By Eric Lutz
In summers throughout high school and college, my friends and I worked at a hotdog stand called Voo’s—a mobile cart at an upscale outdoor shopping mall in the suburb where I grew up. From 8:30am to 5:30pm every day, we’d hang out, eat sport peppers and listen to ball games. Then, our boss—the eponymous Voo—would pay us eighty dollars cash from the register, plus whatever tips we earned which, on a good day, amounted to about twenty bucks a piece. It was—and remains—the best job I have ever had.
Amid the pretensions of the uppercrust mall, we were a kind of populist oasis where the low-wage mall employees and the bored shoppers could find reprieve from the carefully manicured shrubbery and high-end shops.
Most of these people were cool. There was the goateed Apple Store guy who ate probably six hotdogs per week. The fun couple that operated the roasted nut stand nearby. Even the Polish security guard who hurled insults at us as he sped by on his Segway found his way into our hearts.
But perhaps more memorable were the various oddballs who would spend an excessive amount of time hanging around our stand. The guy who insisted on calling them wieners, i.e. My girlfriend will have two wieners, please. She likes to have two wieners inside her at all times; the janitor who spent twenty minutes bragging about his—definitely fictional—recent sexual encounter in the freezer of a local Oberweis Dairy.
The strangest of these was a guy named Richie, a short, skinny guy with a dark ponytail and a bushy Van Dyke just starting to show some gray. He looked like a skinny Ron Jeremy and spoke with the kind of harsh Chicago accent usually reserved for “Saturday Night Live” characters.
Richie was a nice guy—too nice, in fact. After ordering a hotdog and a couple minutes of stilted conversation, he acted as though he’d known my friend Joel and I for years. His demeanor was that of someone who was about to sell you something, though it became clear he didn’t have anything to sell.
He ordered a hotdog and, over the next hour or so, told us his life story. He told us how he used to operate a printing press for a local newspaper until the man he worked for introduced himself to someone at a bar as his boss.
“Listen, buddy,” Richie said he told him. “You’re not my boss. God is my boss!”
Richie claimed this incident led directly to his termination. His story seemed to be missing a few key details, but we nodded along and he continued.
He told us that he was now in business for himself selling and installing ice rinks in peoples’ backyards. This was 2010, during college, right after the Blackhawks won the first of their most recent Stanley Cups, and Richie was hoping to capitalize on hockey’s newfound popularity in the city.

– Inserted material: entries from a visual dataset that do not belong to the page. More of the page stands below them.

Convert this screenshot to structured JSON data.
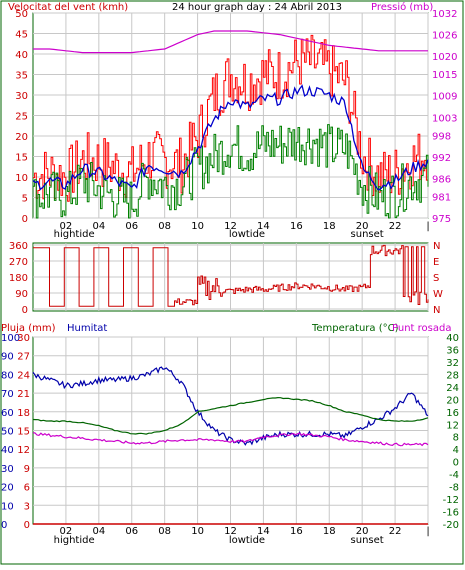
{
  "header": {
    "wind_label": "Velocitat del vent (kmh)",
    "title": "24 hour graph day : 24 Abril 2013",
    "pressure_label": "Pressió (mb)"
  },
  "x_axis": {
    "hours": [
      "02",
      "04",
      "06",
      "08",
      "10",
      "12",
      "14",
      "16",
      "18",
      "20",
      "22",
      "|"
    ],
    "markers": [
      {
        "label": "hightide",
        "hour": 2.5
      },
      {
        "label": "lowtide",
        "hour": 13.0
      },
      {
        "label": "sunset",
        "hour": 20.3
      }
    ]
  },
  "panel_bottom_labels": {
    "rain_label": "Pluja (mm)",
    "humidity_label": "Humitat",
    "temp_label": "Temperatura (°C)",
    "dew_label": "Punt rosada"
  },
  "colors": {
    "frame": "#006400",
    "gust": "#ff0000",
    "wind_avg": "#0000cc",
    "wind": "#008000",
    "pressure": "#cc00cc",
    "direction": "#cc0000",
    "humidity": "#0000aa",
    "temperature": "#006400",
    "dewpoint": "#cc00cc",
    "rain": "#cc0000",
    "grid": "#c8c8c8"
  },
  "chart_data": [
    {
      "type": "line",
      "title": "24 hour graph day : 24 Abril 2013",
      "x": [
        0,
        1,
        2,
        3,
        4,
        5,
        6,
        7,
        8,
        9,
        10,
        11,
        12,
        13,
        14,
        15,
        16,
        17,
        18,
        19,
        20,
        21,
        22,
        23,
        24
      ],
      "y_left": {
        "label": "Velocitat del vent (kmh)",
        "ticks": [
          0,
          5,
          10,
          15,
          20,
          25,
          30,
          35,
          40,
          45,
          50
        ],
        "ylim": [
          0,
          50
        ]
      },
      "y_right": {
        "label": "Pressió (mb)",
        "ticks": [
          975,
          981,
          986,
          992,
          998,
          1003,
          1009,
          1015,
          1020,
          1026,
          1032
        ],
        "ylim": [
          975,
          1032
        ]
      },
      "series": [
        {
          "name": "gust",
          "values": [
            10,
            11,
            10,
            14,
            14,
            12,
            11,
            15,
            14,
            13,
            20,
            30,
            35,
            33,
            35,
            35,
            38,
            38,
            36,
            33,
            15,
            10,
            11,
            14,
            16
          ]
        },
        {
          "name": "avg",
          "values": [
            8,
            9,
            8,
            12,
            11,
            9,
            7,
            13,
            12,
            11,
            17,
            24,
            29,
            27,
            29,
            29,
            31,
            31,
            30,
            28,
            12,
            8,
            9,
            12,
            14
          ]
        },
        {
          "name": "wind",
          "values": [
            5,
            6,
            5,
            9,
            7,
            5,
            4,
            10,
            8,
            8,
            12,
            15,
            18,
            16,
            18,
            18,
            19,
            19,
            17,
            17,
            8,
            5,
            6,
            9,
            10
          ]
        },
        {
          "name": "pressure",
          "values": [
            1022,
            1022,
            1021.5,
            1021,
            1021,
            1021,
            1021,
            1021.5,
            1022,
            1024,
            1026,
            1027,
            1027,
            1027,
            1026.5,
            1026,
            1025,
            1024,
            1023,
            1022.5,
            1022,
            1021.5,
            1021.5,
            1021.5,
            1021.5
          ]
        }
      ]
    },
    {
      "type": "line",
      "y_left": {
        "ticks": [
          0,
          90,
          180,
          270,
          360
        ],
        "ylim": [
          0,
          360
        ]
      },
      "y_right": {
        "ticks": [
          "N",
          "W",
          "S",
          "E",
          "N"
        ]
      },
      "series": [
        {
          "name": "direction",
          "values": [
            350,
            350,
            20,
            340,
            350,
            20,
            350,
            340,
            30,
            40,
            90,
            110,
            100,
            110,
            110,
            120,
            130,
            130,
            120,
            110,
            120,
            150,
            340,
            350,
            140
          ]
        }
      ]
    },
    {
      "type": "line",
      "y_left_rain": {
        "label": "Pluja (mm)",
        "ticks": [
          0,
          3,
          6,
          9,
          12,
          15,
          18,
          21,
          24,
          27,
          30
        ],
        "ylim": [
          0,
          30
        ]
      },
      "y_left_hum": {
        "label": "Humitat",
        "ticks": [
          0,
          10,
          20,
          30,
          40,
          50,
          60,
          70,
          80,
          90,
          100
        ],
        "ylim": [
          0,
          100
        ]
      },
      "y_right": {
        "label": "Temperatura (°C)",
        "ticks": [
          -20,
          -16,
          -12,
          -8,
          -4,
          0,
          4,
          8,
          12,
          16,
          20,
          24,
          28,
          32,
          36,
          40
        ],
        "ylim": [
          -20,
          40
        ]
      },
      "series": [
        {
          "name": "Humitat",
          "axis": "humidity",
          "values": [
            80,
            77,
            74,
            75,
            77,
            77,
            78,
            80,
            84,
            76,
            60,
            50,
            45,
            43,
            46,
            48,
            48,
            48,
            48,
            47,
            52,
            56,
            62,
            70,
            58
          ]
        },
        {
          "name": "Temperatura",
          "axis": "temperature",
          "values": [
            13.5,
            13,
            13,
            12.5,
            11.5,
            10,
            9,
            9,
            10,
            12,
            16,
            17,
            18,
            19,
            20,
            20.5,
            20,
            19.5,
            18,
            16,
            15,
            13.5,
            13,
            13,
            14
          ]
        },
        {
          "name": "Punt rosada",
          "axis": "temperature",
          "values": [
            9,
            8.5,
            8,
            7.5,
            7,
            6.5,
            6,
            6,
            6.5,
            7,
            7,
            7,
            6.5,
            6.5,
            8,
            8.5,
            9,
            8.5,
            8,
            7,
            6.5,
            6,
            5.5,
            5.5,
            5.5
          ]
        },
        {
          "name": "Pluja",
          "axis": "rain",
          "values": [
            0,
            0,
            0,
            0,
            0,
            0,
            0,
            0,
            0,
            0,
            0,
            0,
            0,
            0,
            0,
            0,
            0,
            0,
            0,
            0,
            0,
            0,
            0,
            0,
            0
          ]
        }
      ]
    }
  ]
}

As if to prove his business was legitimate, he pulled out his iPad to show us the promotional video he’d made for his company. In it, Richie skates around his flooded backyard as a camera—clearly resting upon a knee-high tree stump—records the whole thing. It wasn’t altogether terrible, though there was something distinctly Michael Scott-like in the production value.

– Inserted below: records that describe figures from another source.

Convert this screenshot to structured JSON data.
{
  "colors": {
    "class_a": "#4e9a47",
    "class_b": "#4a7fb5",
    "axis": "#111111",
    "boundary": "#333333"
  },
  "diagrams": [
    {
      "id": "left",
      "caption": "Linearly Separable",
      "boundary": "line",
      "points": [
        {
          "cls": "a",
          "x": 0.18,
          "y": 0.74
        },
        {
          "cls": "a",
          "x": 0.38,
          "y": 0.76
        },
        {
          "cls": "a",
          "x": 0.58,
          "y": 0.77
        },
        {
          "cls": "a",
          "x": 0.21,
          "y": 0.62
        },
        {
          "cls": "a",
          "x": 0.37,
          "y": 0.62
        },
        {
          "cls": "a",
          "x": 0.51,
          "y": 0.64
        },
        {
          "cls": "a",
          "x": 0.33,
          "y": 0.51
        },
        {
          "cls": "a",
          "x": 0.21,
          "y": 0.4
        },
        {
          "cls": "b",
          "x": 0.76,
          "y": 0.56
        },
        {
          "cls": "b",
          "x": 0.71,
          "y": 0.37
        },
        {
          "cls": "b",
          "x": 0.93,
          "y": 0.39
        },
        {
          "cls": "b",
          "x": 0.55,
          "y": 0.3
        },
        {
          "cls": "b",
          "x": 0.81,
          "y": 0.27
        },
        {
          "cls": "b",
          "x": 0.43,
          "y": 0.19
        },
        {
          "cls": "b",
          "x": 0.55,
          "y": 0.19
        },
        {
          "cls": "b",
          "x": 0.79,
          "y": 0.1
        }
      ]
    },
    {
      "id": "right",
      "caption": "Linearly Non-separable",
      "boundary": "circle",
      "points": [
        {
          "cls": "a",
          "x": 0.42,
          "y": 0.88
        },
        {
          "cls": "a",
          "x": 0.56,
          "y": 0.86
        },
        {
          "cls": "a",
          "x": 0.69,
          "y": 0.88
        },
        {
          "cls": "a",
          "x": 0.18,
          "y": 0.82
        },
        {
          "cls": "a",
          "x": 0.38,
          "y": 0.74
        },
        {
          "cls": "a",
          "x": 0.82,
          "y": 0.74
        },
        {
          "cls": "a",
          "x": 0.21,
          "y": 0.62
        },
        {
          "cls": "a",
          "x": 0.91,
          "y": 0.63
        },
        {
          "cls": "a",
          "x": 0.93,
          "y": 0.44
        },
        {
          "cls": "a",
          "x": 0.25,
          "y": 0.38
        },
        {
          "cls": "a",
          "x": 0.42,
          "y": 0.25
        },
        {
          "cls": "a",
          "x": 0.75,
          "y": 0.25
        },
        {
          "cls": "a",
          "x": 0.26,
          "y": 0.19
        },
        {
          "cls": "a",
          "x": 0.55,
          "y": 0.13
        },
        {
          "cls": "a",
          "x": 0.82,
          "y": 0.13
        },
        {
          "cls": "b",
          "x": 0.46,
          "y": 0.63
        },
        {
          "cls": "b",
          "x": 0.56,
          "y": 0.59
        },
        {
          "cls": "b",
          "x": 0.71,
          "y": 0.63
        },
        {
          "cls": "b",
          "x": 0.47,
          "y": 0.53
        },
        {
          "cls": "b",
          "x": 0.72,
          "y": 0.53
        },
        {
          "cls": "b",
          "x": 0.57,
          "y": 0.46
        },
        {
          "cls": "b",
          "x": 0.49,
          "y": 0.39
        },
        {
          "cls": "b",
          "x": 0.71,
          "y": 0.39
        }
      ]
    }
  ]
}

“Hey, do me a favor,” he said when it was done. “Hold onto my iPad for a minute while I run to the Apple store.”
“Oh no, that’s OK,” we said. This was only a couple months after the original iPad was released, and it seemed too expensive an item to be entrusted with.
“No,” he said, starting down the walkway. “Play around with it for a while. I’ll be back in a minute.”
Of course, he wasn’t.
Joel and I would have been uncomfortable holding this stranger’s expensive property for even thirty seconds, but as thirty minutes came and went without a sign of Richie, our anxiety mounted.
Why hadn’t he taken his iPad with him to the Apple store? Was this even his iPad? Was he framing us for some terrible crime, the proof of which was on this device? Or was he simply too trusting of strangers, too careless with his belongings? What kind of person leaves anything—let alone something worth more than fifty dollars—in the company of two people you’ve only just met and who could be, for all he knows, thieves who have just walked into their easiest steal yet?
During a break in our lunchtime rush, Joel walked over to the Apple store to see if Richie was there. He was not. For the next twenty minutes, we labored over what we should do. Should we hang on to it? Should we hand it off to mall security? Should we watch the Old Gregg video again on YouTube?
After about an hour, Richie returned. No explanation of where he was or how “back in a minute” had turned into an hour. Just an anatomically graphic description of the Hooters waitress he claimed to be dating. And then he left the way dreams leave us: the details so mundane, it’s hard to figure how it all seemed so weird when you were in the midst of it and yet, the feeling stays with you.
Voo’s closed a few years ago. My summers haven’t been quite as interesting since.